Biographical Database of NAWSA Suffragists, 1890-1920

Biography of Mary Eleanor Brackenridge, 1837–1924

By A. Elizabeth Taylor

This entry has been republished with special permission from the Handbook of Texas Women, a project of the Handbook of Texas Online, Texas State Historical Association. <https://tshaonline.org/handbook/online/articles/fbr04>. Accessed February 12, 2020.

BRACKENRIDGE, MARY ELEANOR (1837–1924). Mary Eleanor Brackenridge, clubwoman and advocate of women's rights, daughter of John Adams and Isabella Helena (McCulloch) Brackenridge, was born in Warwick County, Indiana, on March 7, 1837. George W. Brackenridge was her brother. She spent her childhood in Indiana and, upon graduating from Anderson Female Seminary in New Albany in 1855, joined her family, who had moved to Jackson County, Texas. She remained in Jackson County until 1866, when she and her mother went to San Antonio to live with George. John A. Brackenridge had died in 1862.
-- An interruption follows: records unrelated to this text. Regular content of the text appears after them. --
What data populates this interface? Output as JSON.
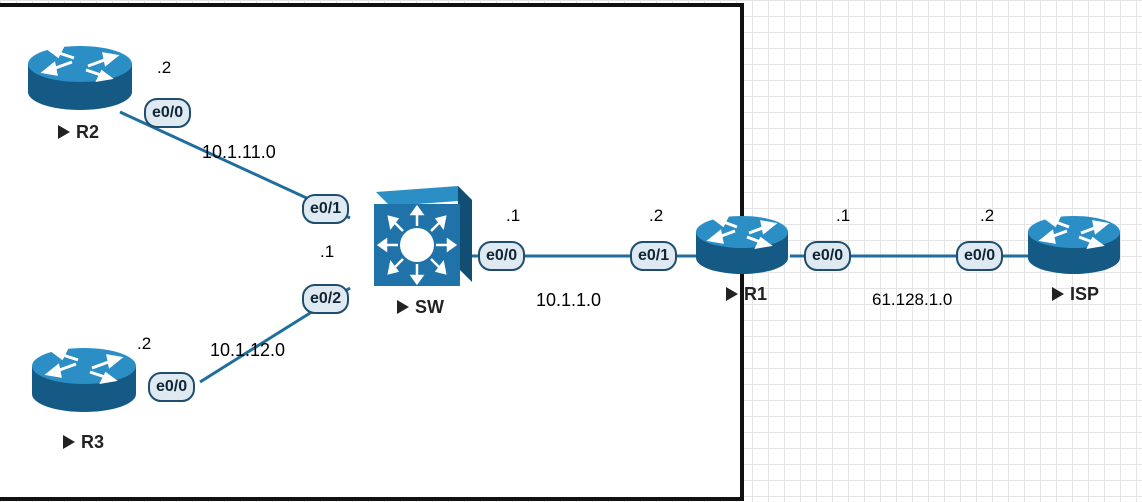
{
  "devices": {
    "r2": {
      "name": "R2"
    },
    "r3": {
      "name": "R3"
    },
    "sw": {
      "name": "SW"
    },
    "r1": {
      "name": "R1"
    },
    "isp": {
      "name": "ISP"
    }
  },
  "interfaces": {
    "r2_e00": "e0/0",
    "r3_e00": "e0/0",
    "sw_e01": "e0/1",
    "sw_e02": "e0/2",
    "sw_e00": "e0/0",
    "r1_e01": "e0/1",
    "r1_e00": "e0/0",
    "isp_e00": "e0/0"
  },
  "host_ids": {
    "r2": ".2",
    "r3": ".2",
    "sw_upper": ".1",
    "sw_right": ".1",
    "r1_left": ".2",
    "r1_right": ".1",
    "isp": ".2"
  },
  "networks": {
    "r2_sw": "10.1.11.0",
    "r3_sw": "10.1.12.0",
    "sw_r1": "10.1.1.0",
    "r1_isp": "61.128.1.0"
  },
  "colors": {
    "device_blue": "#1f6e9e",
    "link": "#1f6e9e"
  }
}
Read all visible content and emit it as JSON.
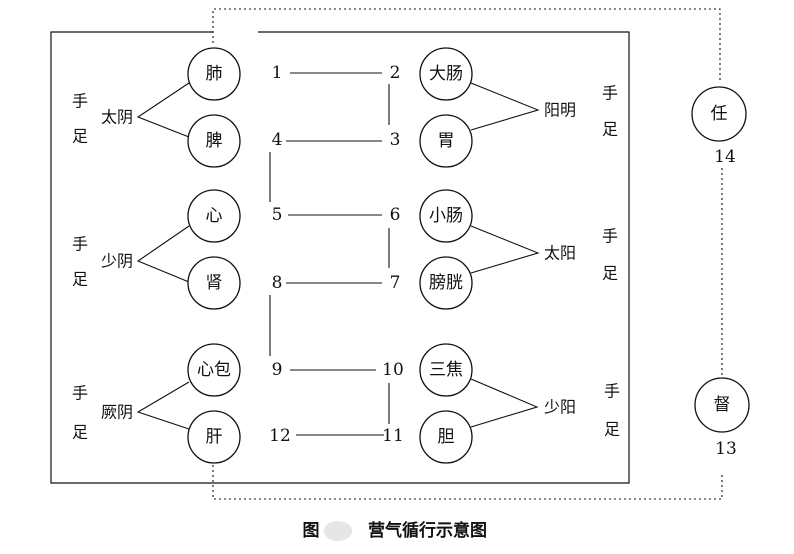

In San Antonio, Eleanor became a champion of civic and social betterment. She was active in the Texas Federation of Women's Clubs, the Daughters of the American Revolution, the Texas Mothers' Congress, the Order of the Eastern Star, and the Presbyterian Church. She was a firm believer in prohibition and a strong supporter of the Woman's Christian Temperance Union. She founded the Woman's Club of San Antonio and served as its president for seven years. Under her guidance the club turned its attention from literary subjects to such issues as the need for police matrons, female probation officers, industrial and vocational education, and the general welfare of women and children. She made a study of the state's legal code and published a pamphlet entitled The Legal Status of Texas Women in 1911.

In February 1912 Brackenridge was elected president of the newly-organized San Antonio Equal Franchise Society. The formation of this society stimulated interest throughout the state, and delegates from seven Texas cities met in San Antonio and organized the Texas Woman Suffrage Association in April 1913. Eleanor Brackenridge held the office of president for one year and then became honorary president. Though no longer an active officer, she continued to support the movement, and when the Texas legislature granted primary suffrage to women in 1918 she was the first woman in Bexar County to register to vote. She was one of a group of citizens instrumental in securing the establishment of a state-supported college for women, the College of Industrial Arts (now Texas Woman's University). In 1902 she became a member of its first board of regents, and she served in that capacity until her death more than twenty years later. As a regent she took an active interest in the affairs of the institution and often assisted students in financial need. She urged the legislature to give the woman's college adequate support and sometimes chided its members for failing to vote for requested appropriations. In 1916 a dormitory was named in her honor.

Eleanor Brackenridge traveled widely, often to places not readily accessible to Americans in her time. She was also one of the first women in the nation to serve as a bank director. She was a member of the board of directors of the San Antonio National Bank and the San Antonio Loan and Trust Company, institutions founded by her brother.

Neither Eleanor nor George ever married. They shared the same residence, Fernridge, until George died in 1920. After his death Eleanor continued to live at Fernridge, where she died after a cerebral hemorrhage, on February 14, 1924. When reporting her death, the San Antonio Express called her "in many respects the foremost woman citizen of Texas." She was buried in the Brackenridge family cemetery near Edna in Jackson County.

BIBLIOGRAPHY:

Johnowene B. C. Menger, M. Eleanor Brackenridge (M.A. thesis, Trinity University, 1964). San Antonio Express, February 15, 1924. A. Elizabeth Taylor, "The Woman Suffrage Movement in Texas," Journal of Southern History 17 (May 1951; rpt., in Citizens at Last: The Woman Suffrage Movement in Texas, ed. Ruthe Winegarten and Judith N. McArthur, Austin, 1987). Joyce Thompson, Marking a Trail: A History of the Texas Woman's University (Denton: Texas Woman's University Press, 1982). Woman's Who's Who of America (New York: American Commonwealth, 1914).